Ласточки (вдалеке). Пи-у, пиу, пи-иу!
Гуакамайо. Кузнечики...
Кузнечики (вдалеке). Кри-кри! Кри-кри! Кри-кри!
Гуакамайо. Горл и н ки...
Горлинки (вдалеке). Гуль-гуль! Гуль-Гуль! Гуль-гуль!
Гуакамайо. Кабаны...
Кабаны (вдалеке). Хрр-хрр-хрр! Хрю!...
Гуакамайо. Петухи...
Петухи (вдалеке). Ку-ка-ре-ку!
Гуакамайо. Койоты...
Койоты (вдалеке). У-у-у-у! У-у-у! У! У-у-у!..
Лают псы, кудахчут куры, грохочет гром, свистят змеи, поют и щебечут
птицы, когда их называет Гуакамайо, плачут дети, смеются женщины, и
в довершение картины шумят, суетятся, судачат люди в толпе.

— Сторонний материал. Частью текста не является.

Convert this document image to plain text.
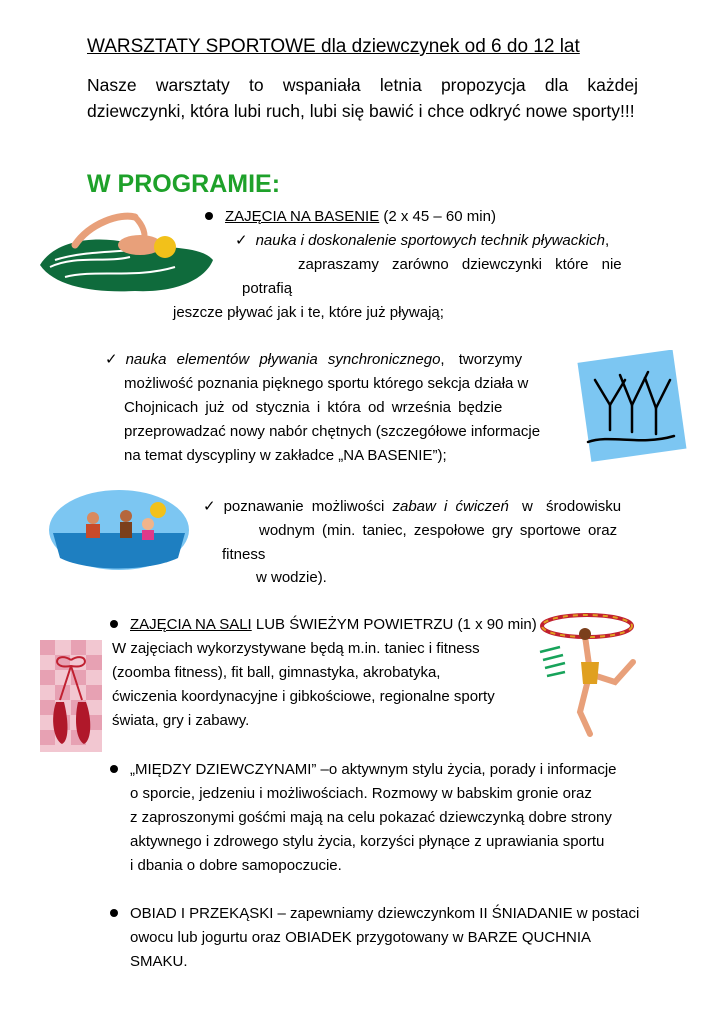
WARSZTATY SPORTOWE dla dziewczynek od 6 do 12 lat
Nasze warsztaty to wspaniała letnia propozycja dla każdej dziewczynki, która lubi ruch, lubi się bawić i chce odkryć nowe sporty!!!
W PROGRAMIE:
ZAJĘCIA NA BASENIE (2 x 45 – 60 min)
✓ nauka i doskonalenie sportowych technik pływackich,
zapraszamy zarówno dziewczynki które nie
potrafią
jeszcze pływać jak i te, które już pływają;
✓ nauka elementów pływania synchronicznego, tworzymy
możliwość poznania pięknego sportu którego sekcja działa w
Chojnicach już od stycznia i która od września będzie
przeprowadzać nowy nabór chętnych (szczegółowe informacje
na temat dyscypliny w zakładce „NA BASENIE”);
✓ poznawanie możliwości zabaw i ćwiczeń w środowisku
wodnym (min. taniec, zespołowe gry sportowe oraz
fitness
w wodzie).
ZAJĘCIA NA SALI LUB ŚWIEŻYM POWIETRZU (1 x 90 min)
W zajęciach wykorzystywane będą m.in. taniec i fitness
(zoomba fitness), fit ball, gimnastyka, akrobatyka,
ćwiczenia koordynacyjne i gibkościowe, regionalne sporty
świata, gry i zabawy.
„MIĘDZY DZIEWCZYNAMI” –o aktywnym stylu życia, porady i informacje
o sporcie, jedzeniu i możliwościach. Rozmowy w babskim gronie oraz
z zaproszonymi gośćmi mają na celu pokazać dziewczynką dobre strony
aktywnego i zdrowego stylu życia, korzyści płynące z uprawiania sportu
i dbania o dobre samopoczucie.
OBIAD I PRZEKĄSKI – zapewniamy dziewczynkom II ŚNIADANIE w postaci
owocu lub jogurtu oraz OBIADEK przygotowany w BARZE QUCHNIA
SMAKU.
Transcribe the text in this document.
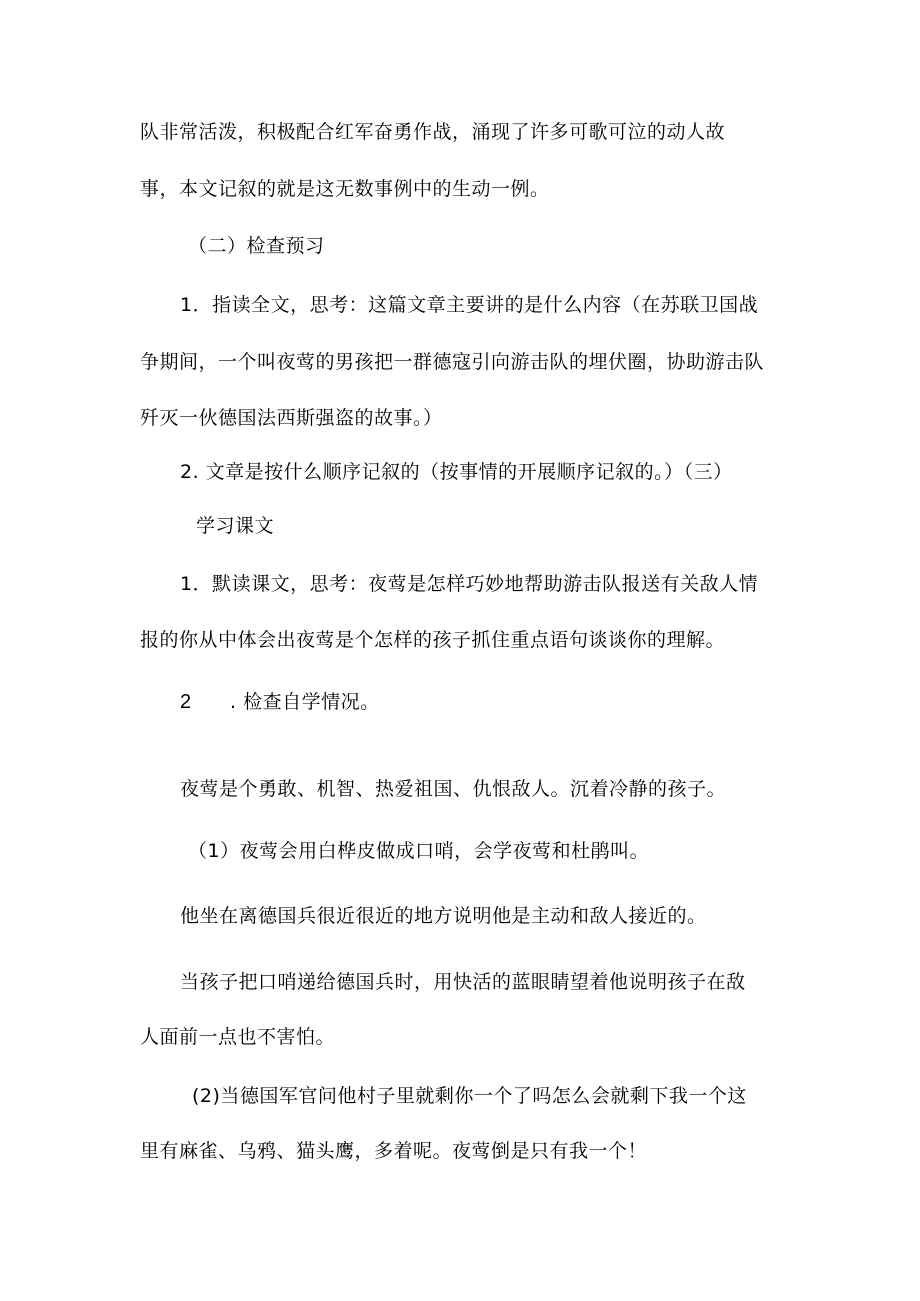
队非常活泼，积极配合红军奋勇作战，涌现了许多可歌可泣的动人故
事，本文记叙的就是这无数事例中的生动一例。
（二）检查预习
1．指读全文，思考：这篇文章主要讲的是什么内容（在苏联卫国战
争期间，一个叫夜莺的男孩把一群德寇引向游击队的埋伏圈，协助游击队
歼灭一伙德国法西斯强盗的故事。）
2. 文章是按什么顺序记叙的（按事情的开展顺序记叙的。）（三）
学习课文
1．默读课文，思考：夜莺是怎样巧妙地帮助游击队报送有关敌人情
报的你从中体会出夜莺是个怎样的孩子抓住重点语句谈谈你的理解。
2 . 检查自学情况。
夜莺是个勇敢、机智、热爱祖国、仇恨敌人。沉着冷静的孩子。
（1）夜莺会用白桦皮做成口哨，会学夜莺和杜鹃叫。
他坐在离德国兵很近很近的地方说明他是主动和敌人接近的。
当孩子把口哨递给德国兵时，用快活的蓝眼睛望着他说明孩子在敌
人面前一点也不害怕。
(2)当德国军官问他村子里就剩你一个了吗怎么会就剩下我一个这
里有麻雀、乌鸦、猫头鹰，多着呢。夜莺倒是只有我一个！
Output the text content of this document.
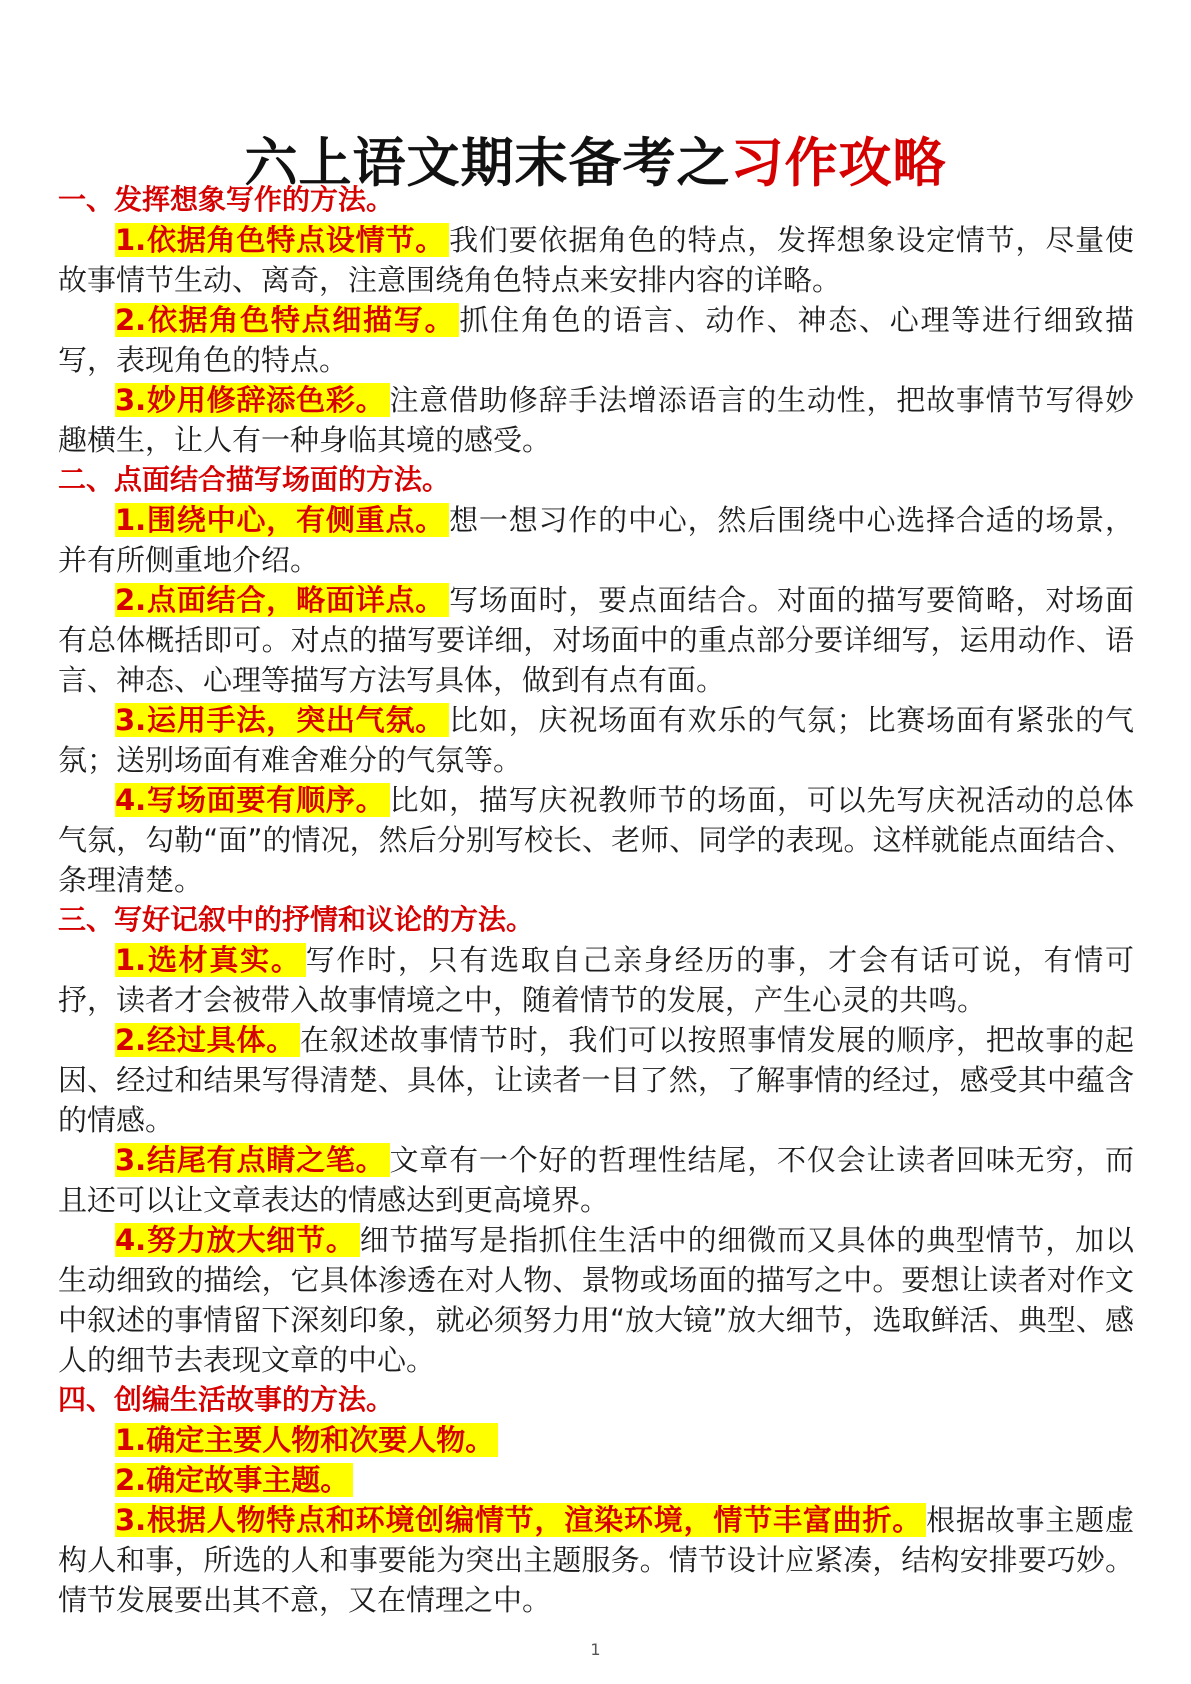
六上语文期末备考之习作攻略
一、发挥想象写作的方法。

1.依据角色特点设情节。 我们要依据角色的特点，发挥想象设定情节，尽量使故事情节生动、离奇，注意围绕角色特点来安排内容的详略。

2.依据角色特点细描写。 抓住角色的语言、动作、神态、心理等进行细致描写，表现角色的特点。

3.妙用修辞添色彩。 注意借助修辞手法增添语言的生动性，把故事情节写得妙趣横生，让人有一种身临其境的感受。

二、点面结合描写场面的方法。

1.围绕中心，有侧重点。 想一想习作的中心，然后围绕中心选择合适的场景，并有所侧重地介绍。

2.点面结合，略面详点。 写场面时，要点面结合。对面的描写要简略，对场面有总体概括即可。对点的描写要详细，对场面中的重点部分要详细写，运用动作、语言、神态、心理等描写方法写具体，做到有点有面。

3.运用手法，突出气氛。 比如，庆祝场面有欢乐的气氛；比赛场面有紧张的气氛；送别场面有难舍难分的气氛等。

4.写场面要有顺序。 比如，描写庆祝教师节的场面，可以先写庆祝活动的总体气氛，勾勒“面”的情况，然后分别写校长、老师、同学的表现。这样就能点面结合、条理清楚。

三、写好记叙中的抒情和议论的方法。

1.选材真实。 写作时，只有选取自己亲身经历的事，才会有话可说，有情可抒，读者才会被带入故事情境之中，随着情节的发展，产生心灵的共鸣。

2.经过具体。 在叙述故事情节时，我们可以按照事情发展的顺序，把故事的起因、经过和结果写得清楚、具体，让读者一目了然，了解事情的经过，感受其中蕴含的情感。

3.结尾有点睛之笔。 文章有一个好的哲理性结尾，不仅会让读者回味无穷，而且还可以让文章表达的情感达到更高境界。

4.努力放大细节。 细节描写是指抓住生活中的细微而又具体的典型情节，加以生动细致的描绘，它具体渗透在对人物、景物或场面的描写之中。要想让读者对作文中叙述的事情留下深刻印象，就必须努力用“放大镜”放大细节，选取鲜活、典型、感人的细节去表现文章的中心。

四、创编生活故事的方法。

1.确定主要人物和次要人物。

2.确定故事主题。

3.根据人物特点和环境创编情节，渲染环境，情节丰富曲折。 根据故事主题虚构人和事，所选的人和事要能为突出主题服务。情节设计应紧凑，结构安排要巧妙。情节发展要出其不意，又在情理之中。

1
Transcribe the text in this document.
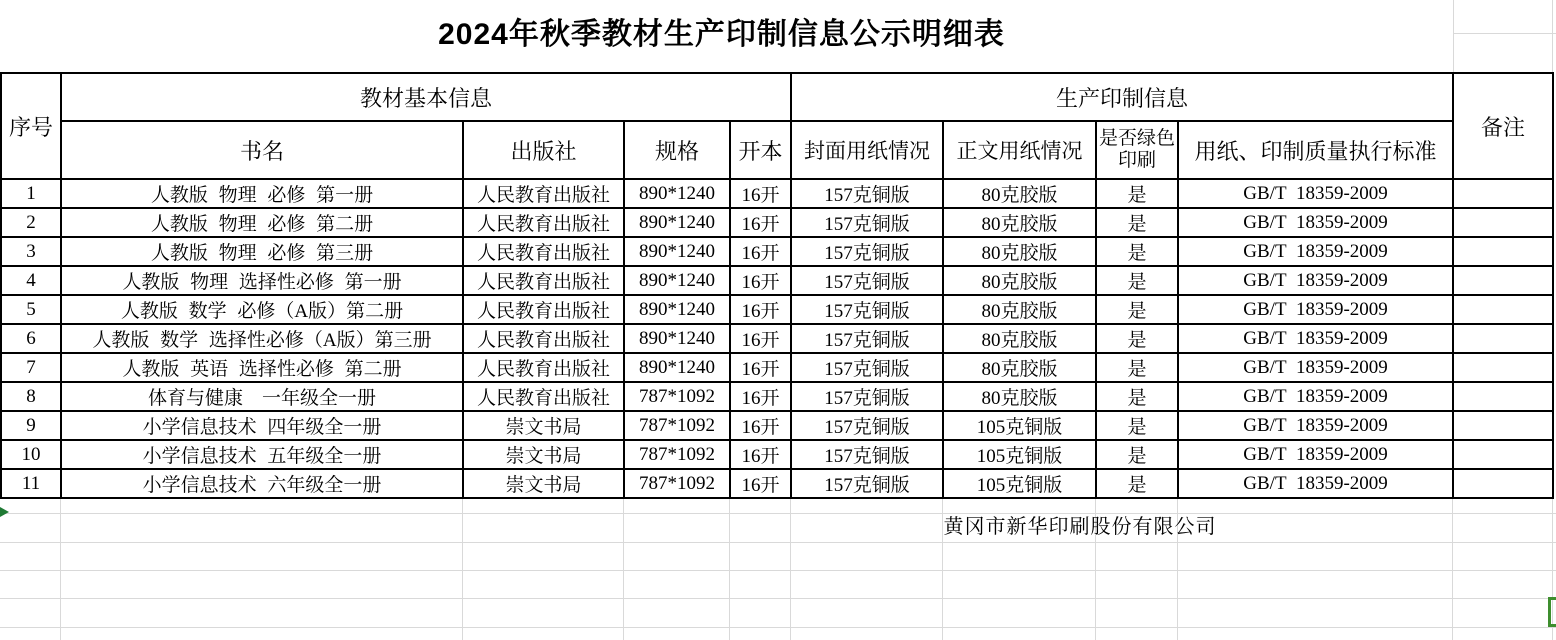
2024年秋季教材生产印制信息公示明细表
序号	教材基本信息				生产印制信息				备注
	书名	出版社	规格	开本	封面用纸情况	正文用纸情况	是否绿色印刷	用纸、印制质量执行标准	
1	人教版 物理 必修 第一册	人民教育出版社	890*1240	16开	157克铜版	80克胶版	是	GB/T 18359-2009	
2	人教版 物理 必修 第二册	人民教育出版社	890*1240	16开	157克铜版	80克胶版	是	GB/T 18359-2009	
3	人教版 物理 必修 第三册	人民教育出版社	890*1240	16开	157克铜版	80克胶版	是	GB/T 18359-2009	
4	人教版 物理 选择性必修 第一册	人民教育出版社	890*1240	16开	157克铜版	80克胶版	是	GB/T 18359-2009	
5	人教版 数学 必修（A版）第二册	人民教育出版社	890*1240	16开	157克铜版	80克胶版	是	GB/T 18359-2009	
6	人教版 数学 选择性必修（A版）第三册	人民教育出版社	890*1240	16开	157克铜版	80克胶版	是	GB/T 18359-2009	
7	人教版 英语 选择性必修 第二册	人民教育出版社	890*1240	16开	157克铜版	80克胶版	是	GB/T 18359-2009	
8	体育与健康　一年级全一册	人民教育出版社	787*1092	16开	157克铜版	80克胶版	是	GB/T 18359-2009	
9	小学信息技术 四年级全一册	崇文书局	787*1092	16开	157克铜版	105克铜版	是	GB/T 18359-2009	
10	小学信息技术 五年级全一册	崇文书局	787*1092	16开	157克铜版	105克铜版	是	GB/T 18359-2009	
11	小学信息技术 六年级全一册	崇文书局	787*1092	16开	157克铜版	105克铜版	是	GB/T 18359-2009	
黄冈市新华印刷股份有限公司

Гуакамайо. Нет ничего, Чинчибирин, все -- марево и морок, только
сменяется свет, когда Кукулькан идет от утра к ночи, от ночи к утру, и
потому нам кажется, что мы живы. Жизнь -- такой серьезный обман, что тебе,
Чинчибирин, этого не понять.
Чинчибирин (приближаясь к нему). Расскажи мне о мраке...
Гуакамайо. Квак? Кваку-квак?
Чинчибирин. Да, расскажи о мраке! Ты ведь не злой! Ты не обидишь
Чинчибирина!
Гуакамайо. Вечер и ночь созданы для женщин. Когда восходит вечерняя
звезда, прекрасная, как плод нанес, звезда, которой жаждет и алчет небо,
Кукулькан уходит от мужчин в жаркие, влажные земли, пристанище любви. Мрак
создан для женщин. Женщина -- это безумье, Чинчибирин. Это -- укус
тарантула.
Чинчибирин. Говори, говори!
Гуакамайо. Покорные служанки приходят к Кукулькану, и руки его пахнут
их грудью, а женская грудь, Чинчибирин, как птичье гнездо. Они снимают с
него одежды, обагренные кровью воинов, и укрывают его огромным черным
плащом, а рубиновые кольца и браслеты заменяют обсидианом.
Чинчибирин. Говори, говори, аку-квак, говори дальше...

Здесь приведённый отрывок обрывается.